Ce n'est un secret pour personne, la marque des grands films est précisément leur intemporalité, dans la réalisation comme dans l'écriture. Et si les effets spéciaux accusent leur age, ce qui est particulièrement vrai pour un film qui va bientôt fêter ses quarante bougies, on se trouve ici face à un grand film qui peut sans doute dérouter, déranger, et certainement effrayer, mais qui touche par la complexité des thèmes abordés, et la qualité de sa facture.
A titre personnel j'ai vu le film il y a une dizaine d'années lors de sa ressortie en salles version director's cut.

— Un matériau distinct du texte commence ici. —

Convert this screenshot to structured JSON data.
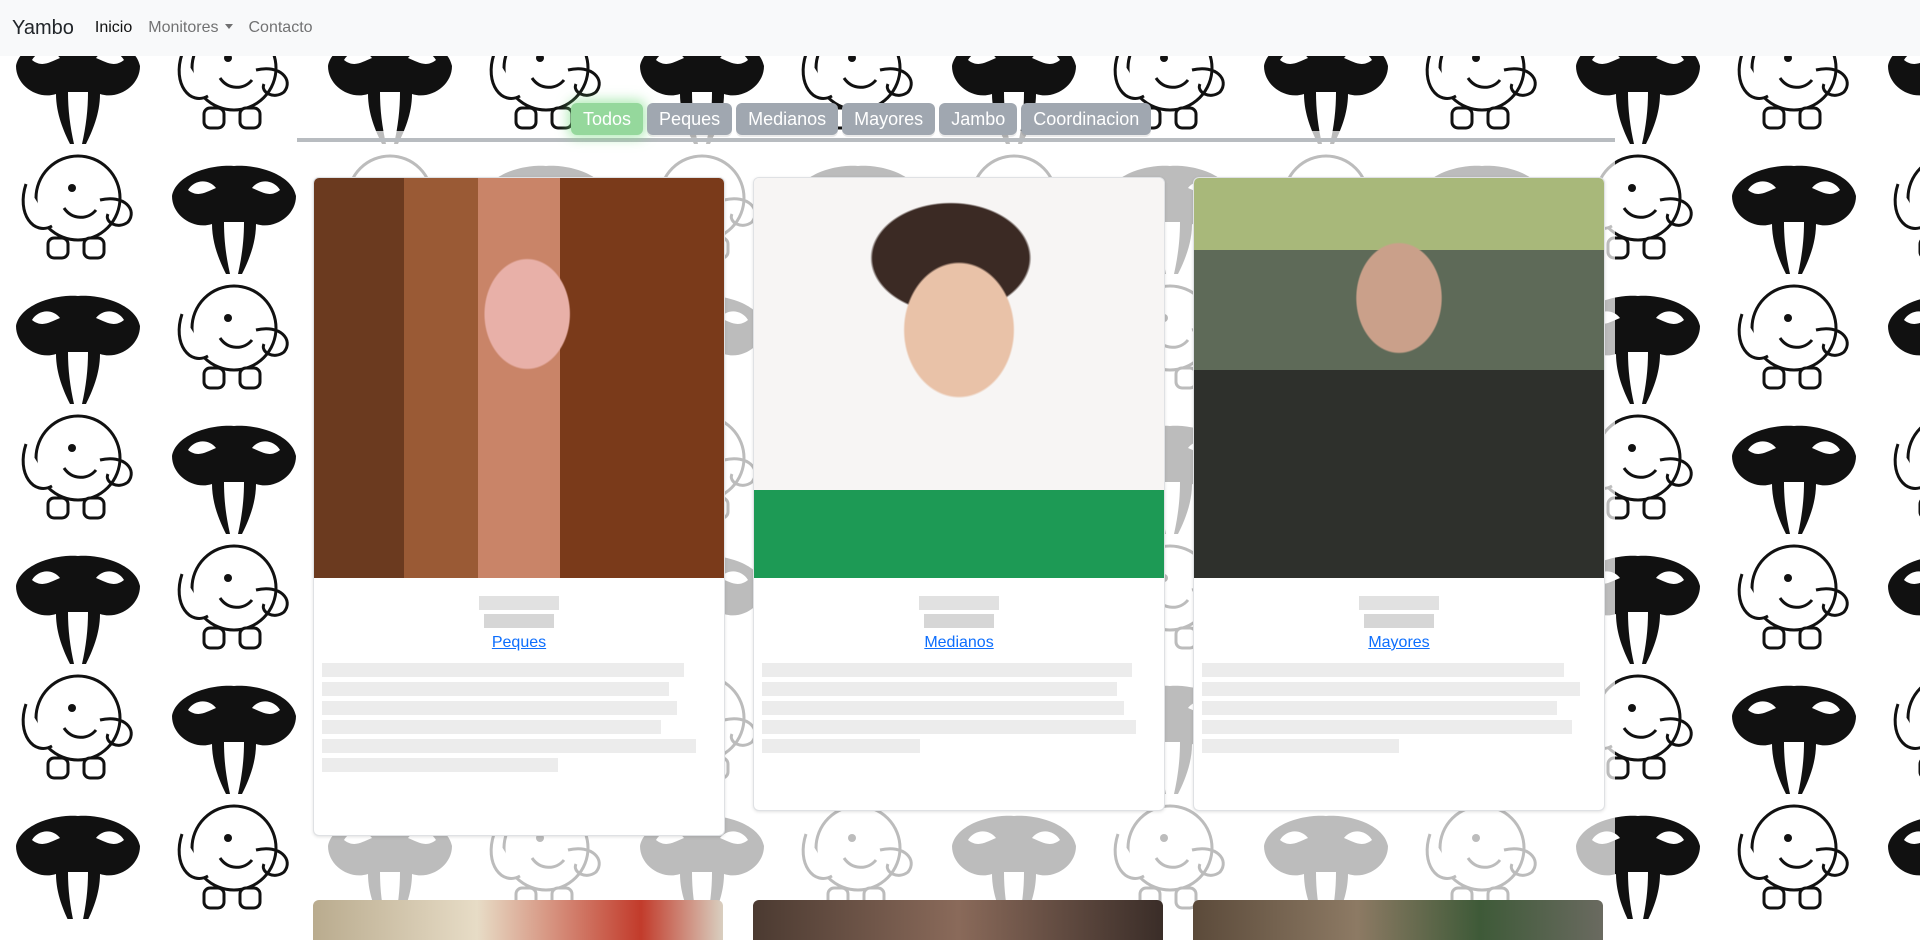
{
  "navbar": {
    "brand": "Yambo",
    "links": [
      {
        "label": "Inicio"
      },
      {
        "label": "Monitores"
      },
      {
        "label": "Contacto"
      }
    ]
  },
  "filters": [
    "Todos",
    "Peques",
    "Medianos",
    "Mayores",
    "Jambo",
    "Coordinacion"
  ],
  "active_filter": "Todos",
  "cards": [
    {
      "group": "Peques"
    },
    {
      "group": "Medianos"
    },
    {
      "group": "Mayores"
    }
  ],
  "colors": {
    "navbar_bg": "#f8f9fa",
    "filter_bg": "#a0a7b0",
    "filter_active_bg": "#95d89c",
    "link": "#0d6efd"
  }
}
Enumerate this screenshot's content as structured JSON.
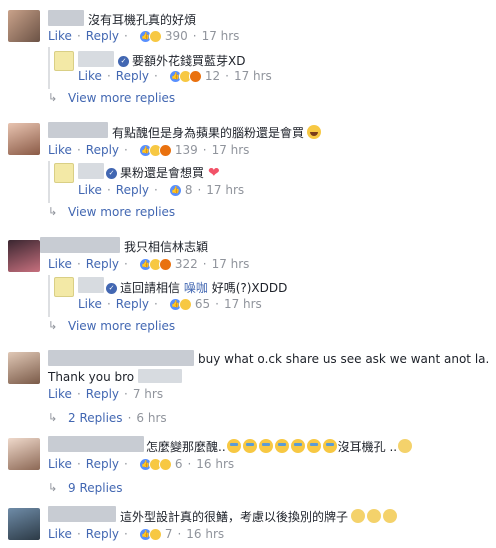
{
  "ui": {
    "like": "Like",
    "reply": "Reply",
    "separator": "·"
  },
  "comments": [
    {
      "text": "沒有耳機孔真的好煩",
      "count": "390",
      "time": "17 hrs",
      "reply": {
        "text": "要額外花錢買藍芽XD",
        "count": "12",
        "time": "17 hrs"
      },
      "more": "View more replies"
    },
    {
      "text": "有點醜但是身為蘋果的腦粉還是會買",
      "count": "139",
      "time": "17 hrs",
      "reply": {
        "text": "果粉還是會想買",
        "count": "8",
        "time": "17 hrs"
      },
      "more": "View more replies"
    },
    {
      "text": "我只相信林志穎",
      "count": "322",
      "time": "17 hrs",
      "reply": {
        "text_a": "這回請相信",
        "text_link": "噪咖",
        "text_b": "好嗎(?)XDDD",
        "count": "65",
        "time": "17 hrs"
      },
      "more": "View more replies"
    },
    {
      "text": "buy what o.ck share us see ask we want anot la.",
      "text2": "Thank you bro",
      "time": "7 hrs",
      "more": "2 Replies",
      "more_time": "6 hrs"
    },
    {
      "text_a": "怎麼變那麼醜",
      "text_b": "沒耳機孔 ..",
      "count": "6",
      "time": "16 hrs",
      "more": "9 Replies"
    },
    {
      "text": "這外型設計真的很鱔，考慮以後換別的牌子",
      "count": "7",
      "time": "16 hrs"
    }
  ]
}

Le moins qu'on puisse dire c'est qu'à 14 ans on ne perçoit pas un film comme ça de la même manière qu'à 25. Par conséquent, ma première découverte de L'Exorciste avait été ternie par le phénomène qu'on va qualifier de "Scary Movie effect" à savoir une époque propice au ciné pop corn, à l'hémoglobine facile et perverse au degré de subtilité zéro. Ainsi donc, le poids des années (si si) ayant fait quelque peu évoluer la façon dont mes neurones gambergent, j'ai pu me re-pencher sur ce film avec une délectation à la fois nouvelle, et des souvenirs très vagues de passages angoissant imprimé en blanc sur noir dans le fond de ma boite crânienne.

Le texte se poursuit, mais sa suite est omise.